The majority opinion itself after fairly paraphrasing the testimony states:
While this testimony is not entirely satisfactory in that it seems a little indefinite and the witness admitted that he did not handle this particular transaction, nevertheless, he was conversant with the situation and it appears that the question of the value of these beads depended upon whether the price appearing on the invoice and entry was a “freely offered” price within the meaning of the statute.
The opinion of the dissenting judge also fairly summarizes the testimony in the case and, in our view, accurately states the applicable law in the following:
Jack Abramson, who testified on behalf of the petitioner, stated that he seemed to know something about the shipment, but admitted later that he did not handle this transaction.

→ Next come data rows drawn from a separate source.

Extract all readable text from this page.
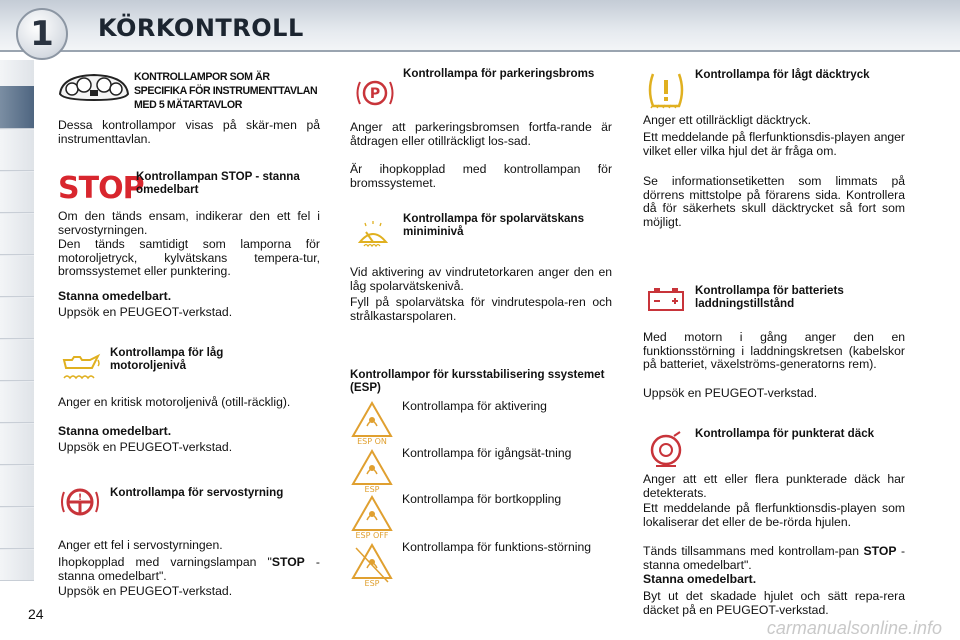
1	KÖRKONTROLL
KONTROLLAMPOR SOM ÄR SPECIFIKA FÖR INSTRUMENTTAVLAN MED 5 MÄTARTAVLOR
Dessa kontrollampor visas på skär-men på instrumenttavlan.
STOP
Kontrollampan STOP - stanna omedelbart
Om den tänds ensam, indikerar den ett fel i servostyrningen.
Den tänds samtidigt som lamporna för motoroljetryck, kylvätskans tempera-tur, bromssystemet eller punktering.
Stanna omedelbart.
Uppsök en PEUGEOT-verkstad.
Kontrollampa för låg motoroljenivå
Anger en kritisk motoroljenivå (otill-räcklig).
Stanna omedelbart.
Uppsök en PEUGEOT-verkstad.
! Kontrollampa för servostyrning
Anger ett fel i servostyrningen.
Ihopkopplad med varningslampan "STOP - stanna omedelbart".
Uppsök en PEUGEOT-verkstad.
P
Kontrollampa för parkeringsbroms
Anger att parkeringsbromsen fortfa-rande är åtdragen eller otillräckligt los-sad.
Är ihopkopplad med kontrollampan för bromssystemet.
Kontrollampa för spolarvätskans miniminivå
Vid aktivering av vindrutetorkaren anger den en låg spolarvätskenivå.
Fyll på spolarvätska för vindrutespola-ren och strålkastarspolaren.
Kontrollampor för kursstabilisering ssystemet (ESP)
ESP ON
Kontrollampa för aktivering
ESP
Kontrollampa för igångsät-tning
ESP OFF
Kontrollampa för bortkoppling
ESP
Kontrollampa för funktions-störning
Kontrollampa för lågt däcktryck
Anger ett otillräckligt däcktryck.
Ett meddelande på flerfunktionsdis-playen anger vilket eller vilka hjul det är fråga om.
Se informationsetiketten som limmats på dörrens mittstolpe på förarens sida. Kontrollera då för säkerhets skull däcktrycket så fort som möjligt.
Kontrollampa för batteriets laddningstillstånd
Med motorn i gång anger den en funktionsstörning i laddningskretsen (kabelskor på batteriet, växelströms-generatorns rem).
Uppsök en PEUGEOT-verkstad.
Kontrollampa för punkterat däck
Anger att ett eller flera punkterade däck har detekterats.
Ett meddelande på flerfunktionsdis-playen som lokaliserar det eller de be-rörda hjulen.
Tänds tillsammans med kontrollam-pan STOP - stanna omedelbart".
Stanna omedelbart.
Byt ut det skadade hjulet och sätt repa-rera däcket på en PEUGEOT-verkstad.
24
carmanualsonline.info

When asked as to what inquiry his company made as to proper market value, he stated, “We seemed to have heard that the price offered to us at $3.90 was more or less the price offered to all, or most all other people in the trade.” He believed their attorney tried to get some information from the customs in regard to v.alue, but did not get any different information. He stated on direct examination that he believed his office discussed the case with customs officials, but admitted later that he did not know whether he himself did; that it might have been another gentleman. As to ascertaining value, he said on cross-examination that his firm checked with the market of supply, the manufacturers, and also found that the same price was being quoted through other houses in the trade. He then stated that a Mr. Kitley in his firm handled the transaction but that he had been out of town and he (the witness) did not know whether he was in the office that day. [Italics quoted.]
Since there was an advance of more than 100 per centum over the entered value, there was a presumption of fraud, and the burden of proof was on the claimant to rebut the same. (Tariff Act of 1930, section 489). The issue in this case is the good faith of the entrant and lack of knowledge of the true value of the merchandise cannot be accepted as a reason for the remission of additional duties. United States v. Dorf & Co. of Pa., Inc., 36 C. C. P. A. (Customs) 29, C. A. D. 392 (rehearing denied). The evidence in this case does not establish that the importer *85believed in its values and intended to make a test ease. According to the testimony, the entered value was based on what the company seemed to have heard was more or less the price offered to all or most people. Under such circumstances, a reasonable and prudent man would have questioned the values and sought information as to their correctness. Wolf & Co. v. United States, 13 Ct. Cust. Appls. 589, T. D. 41453; Finsilver, Still & Moss v. United States, 13 Ct. Cust. Appls. 332, T. D. 41250; R. W. Gresham v. United States, 27 C. C. P. A. (Customs) 106, C. A. D. 70. In Kachurin Drug Co. v. United States, 26 C. C. P. A. (Customs) 356, C. A. D. 41, the court said:
The question presented here and to the trial court is not to be considered in the form in which the appellant states it. It is not a question as to whether the record affirmatively shows that appellant entered the goods in bad faith, but the question is whether or not it has met its burden of proving to the trial court that in making the entries such good faith was exercised as is required by the statute.
The evidence in this case does not meet this test. Accordingly, the petition should be denied.
We have examined the several cases cited in the brief for appellee, but do not find them controlling here. Each case of remission of necessity must be determined upon the record presented in such case.
For the reasons stated, the judgment of the Customs Court is reversed.